In her original March 7 column, “Rush Limbaugh’s show targets jerks, judging from the latest ads,” Petri reported that two of Limbaugh’s new advertisers are “AshleyMadison.com, the site where you go to cheat on your wife, and another Web site that is explicitly for sugar-daddy matchmaking.” Further, Petri noted that “46 [advertisers] have departed” Limbaugh’s show after Limbaugh called Georgetown Law student Sandra Fluke “slut.”

However, after Limbaugh criticized the column March 8 on-air, she published a March 8 apology to Limbaugh, to which she linked her original column.   Limbaugh said in his March 8 program that the “Washington Post runs out-and-out lie.”  Limbaugh denied that he has accepted the advertising and said

“Ms. Petri, I don’t know who feeds you your information — I have a pretty good guess — but you might want to double-check here because you’ve written something that’s patently false, it’s an out-and-out lie complete with your b-i-itchy opinion in it, and it is untrue.  We are not running commercials.  We wouldn’t accept commercials.  We have rejected their offers from outfits that do this kind of thing, provide a way for you to cheat on your spouse.  We have never knowingly had this company in our program.”
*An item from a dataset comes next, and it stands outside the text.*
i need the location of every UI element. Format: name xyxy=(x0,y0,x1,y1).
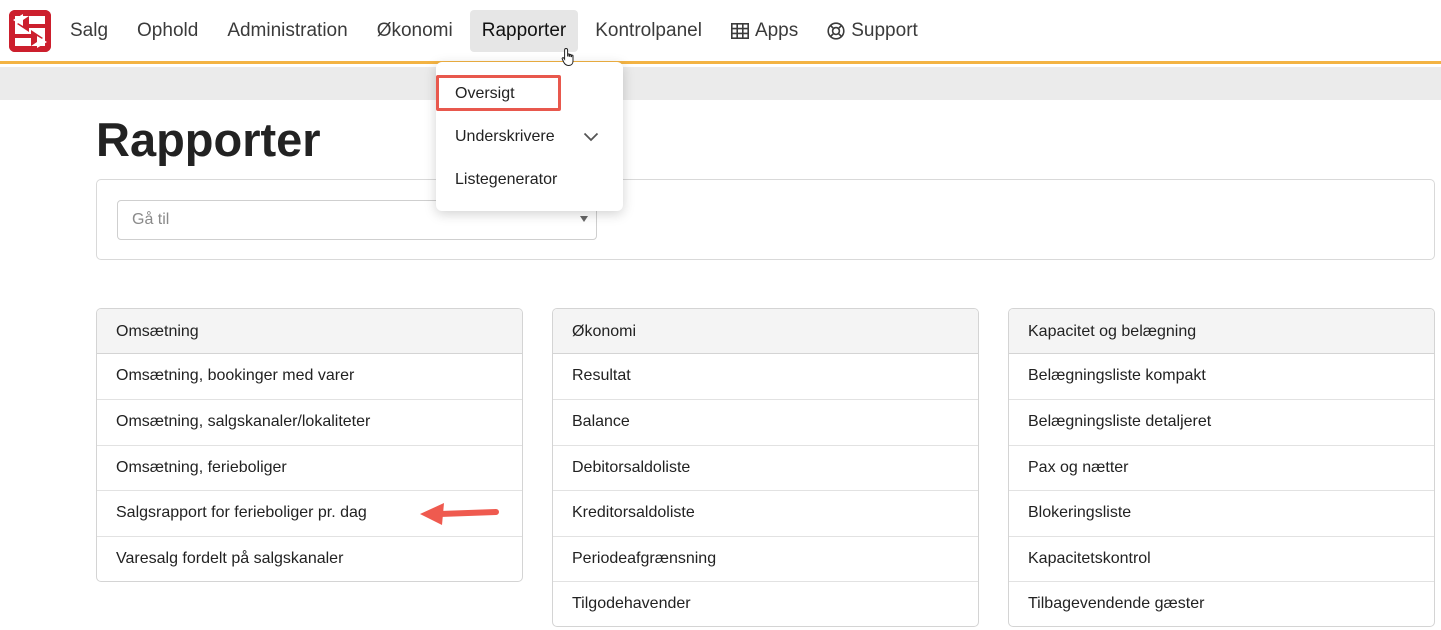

Limbaugh added that “there are two ways you can get on this program:” by sponsoring it or getting “commercial time on one of our local affiliates and become one of  18,000-plus advertisers that we will never know about.”

The tongue-in-cheek March 8 apology reads in part:

“My piece yesterday stating that AshleyMadison.com and SeekingArrangement.com were the only new companies to be advertised on Rush Limbaugh’s show was wrong. They want to be on his show, but Limbaugh said today that he won’t let them.”

Petri explained that Limbaugh said he “prevented” these companies from advertising on his show.  Regardless of that correction, Petri argued that “the whole point of the piece was that the people most eager to be associated with Rush Limbaugh’s show are — well, advertisers seeking jerks. This has not changed.”

The Washington Post’s Pexton wrote that he “was glad to see” the apology from Petri and called Limbaugh’s reaction on air to her article “rude, boorish, unkind and bombastic” as well as inaccurate.  Pexton clarified that despite Limbaugh’s claims that she is a “so-called reporter” with a “news story,” Petri is a columnist.

However, Pexton added that he “wouldn’t have done” his apology in a humorous way as Petri did because “I think corrections and apologies should be sober and heartfelt. Some of Limbaugh’s fans felt Petri’s apology was half-hearted.”